Heads in the Sand

East Hampton Town Trustees failed to even discuss the soggy, beer-fueled weekend gatherings

   If ever one needed evidence of America’s profoundly contradictory attitude toward alcohol, one need look no further than the Town of East Hampton. By night, police conduct necessary sweeps to get drunken drivers off the roads. By day, it is a different story: Public drinking — to considerable excess — seems to be encouraged, at least tacitly.
    We were surprised and not a little disappointed to learn that the East Hampton Town Trustees, whose jurisdiction notably includes most of the town’s beaches, failed to even discuss the soggy, beer-fueled weekend gatherings at Indian Wells Beach in Amagansett at their last meeting, even though the Amagansett Citizens Advisory Committee had mulled the problem (and a report thereof had appeared on our front page).
    We have a view about the matter: Daytime alcohol use should be banned on town beaches while lifeguards are present.
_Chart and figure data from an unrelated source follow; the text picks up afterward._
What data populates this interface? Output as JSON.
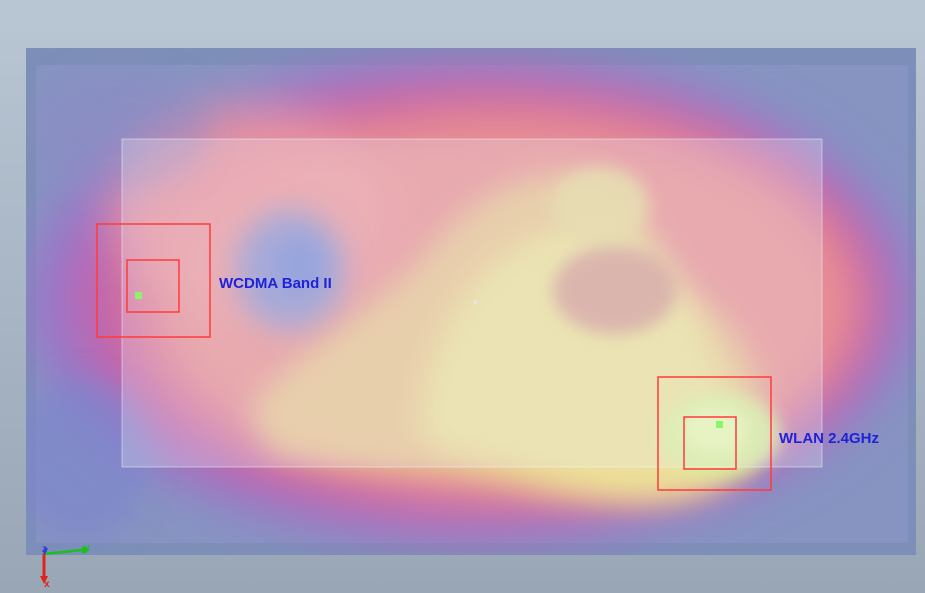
{
  "colors": {
    "background": "#a9b7c6",
    "outer_board": "#7d8fb8",
    "inner_board": "#b6bad8",
    "field_high": "#ece79a",
    "field_mid": "#e9a4a6",
    "field_edge": "#d25a9b",
    "field_low": "#9478c9",
    "marker_box": "#ff3b3b",
    "probe_point": "#8af56a",
    "label_text": "#1f23d8",
    "axis_x": "#e0241c",
    "axis_y": "#19c21a",
    "axis_z": "#2f3ad8"
  },
  "labels": {
    "wcdma": "WCDMA Band II",
    "wlan": "WLAN 2.4GHz"
  },
  "axes": {
    "x": "x",
    "y": "y",
    "z": "z"
  },
  "icons": {
    "orientation": "axis-triad-icon"
  }
}
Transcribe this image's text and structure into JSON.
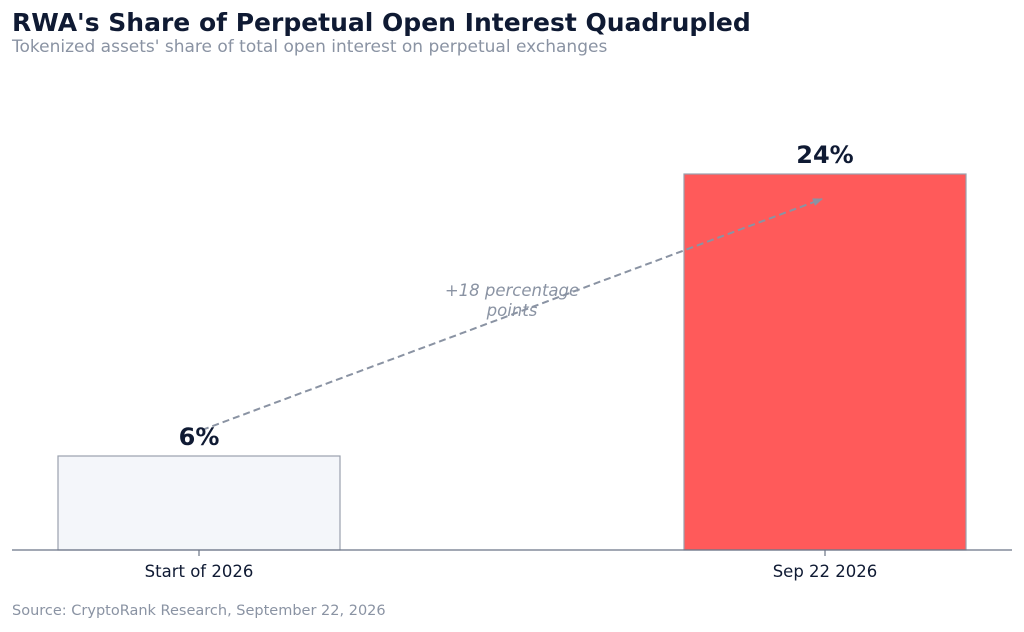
{
  "chart_data": {
    "type": "bar",
    "title": "RWA's Share of Perpetual Open Interest Quadrupled",
    "subtitle": "Tokenized assets' share of total open interest on perpetual exchanges",
    "categories": [
      "Start of 2026",
      "Sep 22 2026"
    ],
    "values": [
      6,
      24
    ],
    "data_labels": [
      "6%",
      "24%"
    ],
    "unit": "%",
    "ylim": [
      0,
      30
    ],
    "xlabel": "",
    "ylabel": "",
    "grid": false,
    "legend": "none",
    "colors": {
      "bar_start": "#f4f6fa",
      "bar_start_edge": "#9aa1ad",
      "bar_end": "#ff5a5a",
      "bar_end_edge": "#9aa1ad",
      "arrow": "#8a93a3",
      "axis": "#6b7486",
      "label": "#0f1a33"
    },
    "annotation": {
      "text_line1": "+18 percentage",
      "text_line2": "points",
      "style": "dashed-arrow"
    },
    "source": "Source: CryptoRank Research, September 22, 2026"
  }
}
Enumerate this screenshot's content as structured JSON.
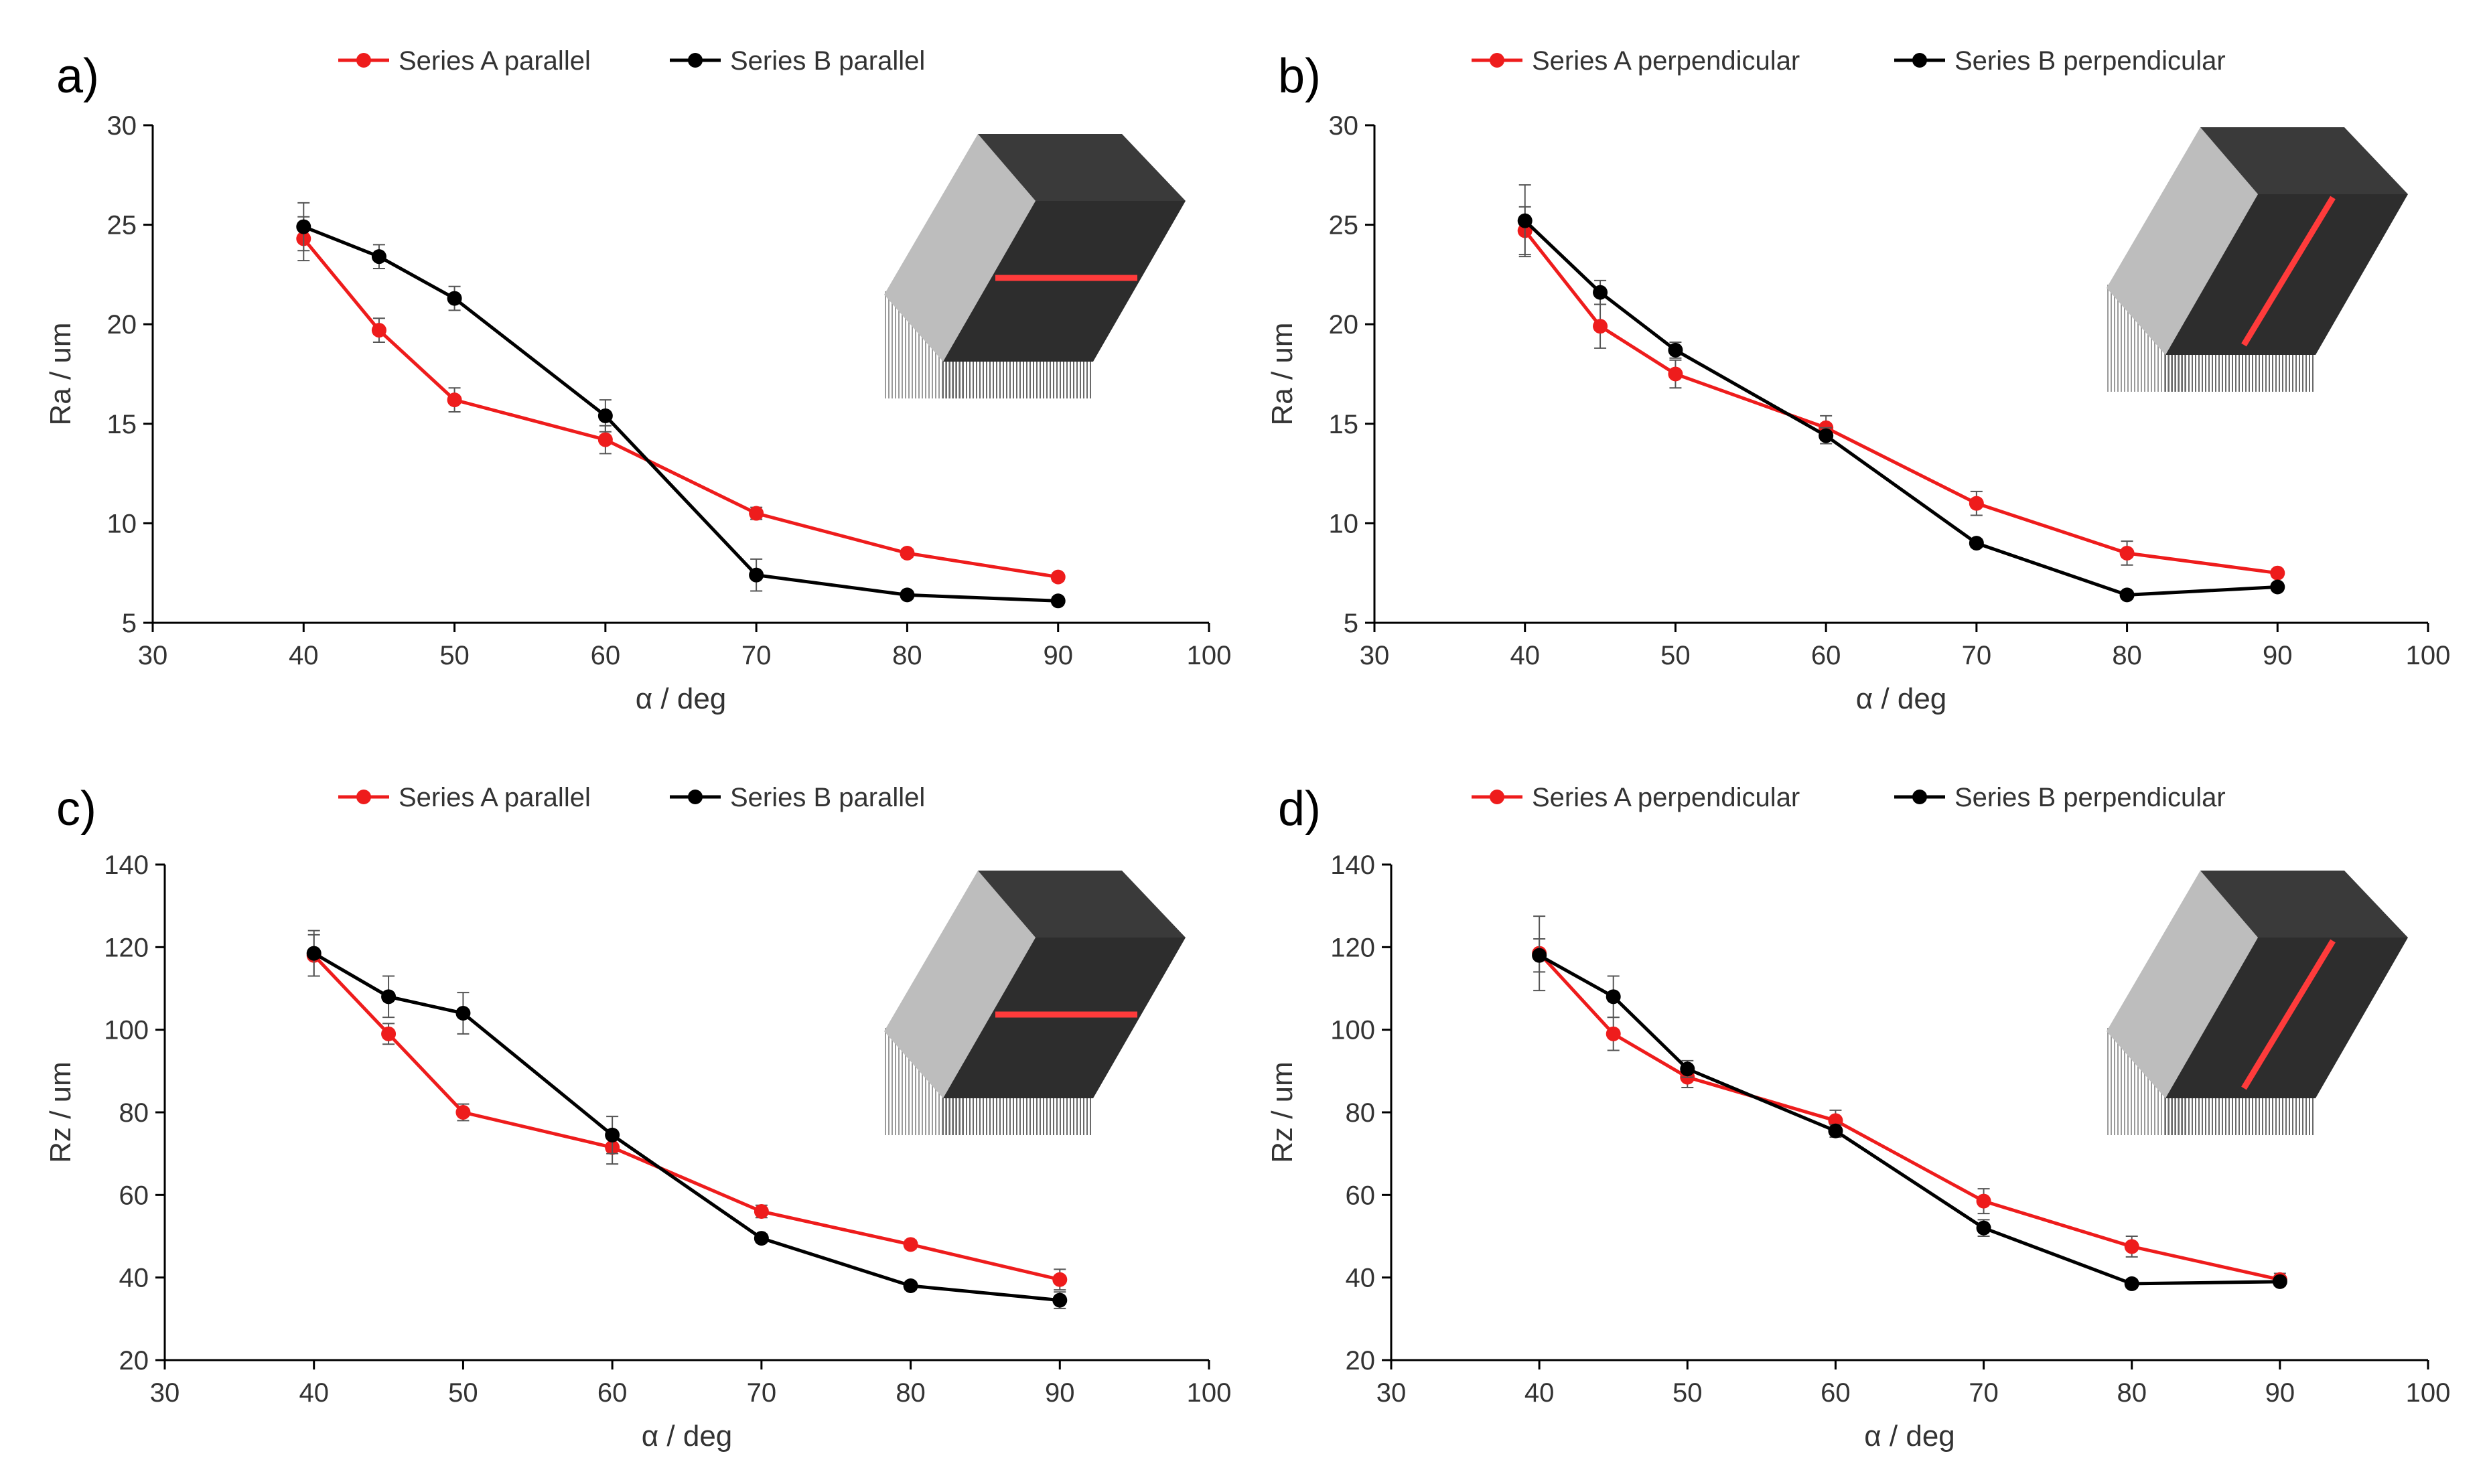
{
  "colors": {
    "series_a": "#ee1c1c",
    "series_b": "#000000",
    "axis": "#000000",
    "inset_light": "#bdbdbd",
    "inset_dark": "#2d2d2d",
    "inset_top": "#3a3a3a",
    "inset_line": "#ff3b3b"
  },
  "chart_data": [
    {
      "type": "line",
      "panel_label": "a)",
      "xlabel": "α / deg",
      "ylabel": "Ra / um",
      "xlim": [
        30,
        100
      ],
      "ylim": [
        5,
        30
      ],
      "xticks": [
        "30",
        "40",
        "50",
        "60",
        "70",
        "80",
        "90",
        "100"
      ],
      "yticks": [
        "5",
        "10",
        "15",
        "20",
        "25",
        "30"
      ],
      "inset_orientation": "parallel",
      "series": [
        {
          "name": "Series A parallel",
          "color": "#ee1c1c",
          "x": [
            40,
            45,
            50,
            60,
            70,
            80,
            90
          ],
          "y": [
            24.3,
            19.7,
            16.2,
            14.2,
            10.5,
            8.5,
            7.3
          ],
          "err": [
            1.1,
            0.6,
            0.6,
            0.7,
            0.3,
            0.2,
            0.2
          ]
        },
        {
          "name": "Series B parallel",
          "color": "#000000",
          "x": [
            40,
            45,
            50,
            60,
            70,
            80,
            90
          ],
          "y": [
            24.9,
            23.4,
            21.3,
            15.4,
            7.4,
            6.4,
            6.1
          ],
          "err": [
            1.2,
            0.6,
            0.6,
            0.8,
            0.8,
            0.2,
            0.2
          ]
        }
      ]
    },
    {
      "type": "line",
      "panel_label": "b)",
      "xlabel": "α / deg",
      "ylabel": "Ra / um",
      "xlim": [
        30,
        100
      ],
      "ylim": [
        5,
        30
      ],
      "xticks": [
        "30",
        "40",
        "50",
        "60",
        "70",
        "80",
        "90",
        "100"
      ],
      "yticks": [
        "5",
        "10",
        "15",
        "20",
        "25",
        "30"
      ],
      "inset_orientation": "perpendicular",
      "series": [
        {
          "name": "Series A perpendicular",
          "color": "#ee1c1c",
          "x": [
            40,
            45,
            50,
            60,
            70,
            80,
            90
          ],
          "y": [
            24.7,
            19.9,
            17.5,
            14.8,
            11.0,
            8.5,
            7.5
          ],
          "err": [
            1.2,
            1.1,
            0.7,
            0.6,
            0.6,
            0.6,
            0.2
          ]
        },
        {
          "name": "Series B perpendicular",
          "color": "#000000",
          "x": [
            40,
            45,
            50,
            60,
            70,
            80,
            90
          ],
          "y": [
            25.2,
            21.6,
            18.7,
            14.4,
            9.0,
            6.4,
            6.8
          ],
          "err": [
            1.8,
            0.6,
            0.4,
            0.4,
            0.2,
            0.2,
            0.2
          ]
        }
      ]
    },
    {
      "type": "line",
      "panel_label": "c)",
      "xlabel": "α / deg",
      "ylabel": "Rz / um",
      "xlim": [
        30,
        100
      ],
      "ylim": [
        20,
        140
      ],
      "xticks": [
        "30",
        "40",
        "50",
        "60",
        "70",
        "80",
        "90",
        "100"
      ],
      "yticks": [
        "20",
        "40",
        "60",
        "80",
        "100",
        "120",
        "140"
      ],
      "inset_orientation": "parallel",
      "series": [
        {
          "name": "Series A parallel",
          "color": "#ee1c1c",
          "x": [
            40,
            45,
            50,
            60,
            70,
            80,
            90
          ],
          "y": [
            118,
            99,
            80,
            71.5,
            56,
            48,
            39.5
          ],
          "err": [
            5,
            2.5,
            2,
            4,
            1.5,
            1,
            2.5
          ]
        },
        {
          "name": "Series B parallel",
          "color": "#000000",
          "x": [
            40,
            45,
            50,
            60,
            70,
            80,
            90
          ],
          "y": [
            118.5,
            108,
            104,
            74.5,
            49.5,
            38,
            34.5
          ],
          "err": [
            5.5,
            5,
            5,
            4.5,
            1,
            1,
            2
          ]
        }
      ]
    },
    {
      "type": "line",
      "panel_label": "d)",
      "xlabel": "α / deg",
      "ylabel": "Rz / um",
      "xlim": [
        30,
        100
      ],
      "ylim": [
        20,
        140
      ],
      "xticks": [
        "30",
        "40",
        "50",
        "60",
        "70",
        "80",
        "90",
        "100"
      ],
      "yticks": [
        "20",
        "40",
        "60",
        "80",
        "100",
        "120",
        "140"
      ],
      "inset_orientation": "perpendicular",
      "series": [
        {
          "name": "Series A perpendicular",
          "color": "#ee1c1c",
          "x": [
            40,
            45,
            50,
            60,
            70,
            80,
            90
          ],
          "y": [
            118.5,
            99,
            88.5,
            78,
            58.5,
            47.5,
            39.5
          ],
          "err": [
            9,
            4,
            2.5,
            2.5,
            3,
            2.5,
            1.5
          ]
        },
        {
          "name": "Series B perpendicular",
          "color": "#000000",
          "x": [
            40,
            45,
            50,
            60,
            70,
            80,
            90
          ],
          "y": [
            118,
            108,
            90.5,
            75.5,
            52,
            38.5,
            39
          ],
          "err": [
            4,
            5,
            2,
            1.5,
            2,
            1,
            1
          ]
        }
      ]
    }
  ]
}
The trustees may have come to a different conclusion if they bothered to take up the issue, but nary a word passed the nine members’ lips. Part of their reluctance may be that in order to get a ban on the books, they would have to gain the town board’s cooperation. That is no excuse for pretending the growing problem at Indian Wells does not exist, however.
    East Hampton Village and the state parks prohibited alcohol on their beaches long ago. In the town, the public might prefer that drinking continue in some places or at some times, for example, after families have gone home.
    It is reasonable to expect that the Indian Wells gatherings will grow, and perhaps spread. With alcohol abuse there on weekend afternoons comes greater costs to residents’ enjoyment of the beach, as well as potential risks caused by drunken drivers or soused pedestrians. Town officials, both on Pantigo Road and in the trustees’ sea-view redoubt on Bluff Road, should take up the question sooner rather than later.